This morning I went to a 7:30 donor's breakfast for the Puget Sound Revels, held at St. Mark's Cathedral on Capitol Hill. Getting there involved a short, unpleasant look at the I-5 bridge traffic, which I ducked under via Roosevelt, reminding myself to be very, very grateful that my office is in my house.
Not being a morning person, I was pretty startled to have a chorus of folks who obviously are early risers belting out English folksongs while I nibbled on a scone. The company was good, though, and so were the bumperstickers I saw in the St. Mark's lot on my way out, including "Bush on Mars in 2004." (For more such statements, see this site.)
Such humor, from a few months back, seems so quaint. Today the upcoming election is looking less like a political contest than a grotesque encounter between a traditional politician (Kerry) and a slime-covered creature from the black lagoon. How do you even began to get a strategic grip on something as putrid as the Bush presidency? No wonder Kerry acts rather puzzled.

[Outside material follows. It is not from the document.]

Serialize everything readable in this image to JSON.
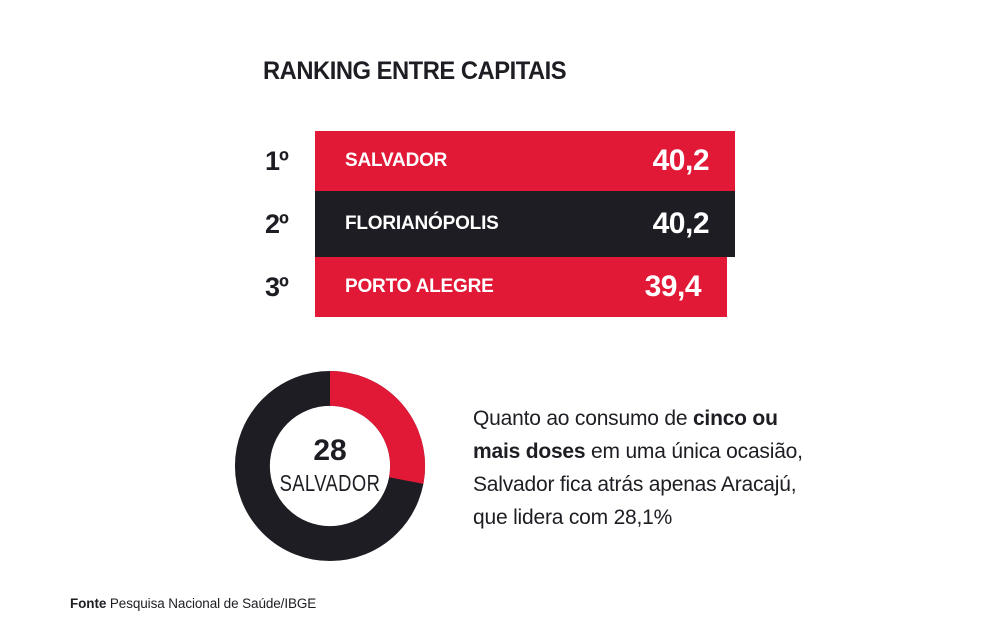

I confess I'm waiting for the political cartoonist (David Horsey, perhaps?) who dares portray a pileup of members of the current administration, hooded and naked, with a couple of Iraqi citizens standing grinning behind them. It would be no less revolting than hearing Rumsfeld boast to reporters about his way of dealing with the public outrage about prisoner abuse ("I've stopped reading the papers," he chortled).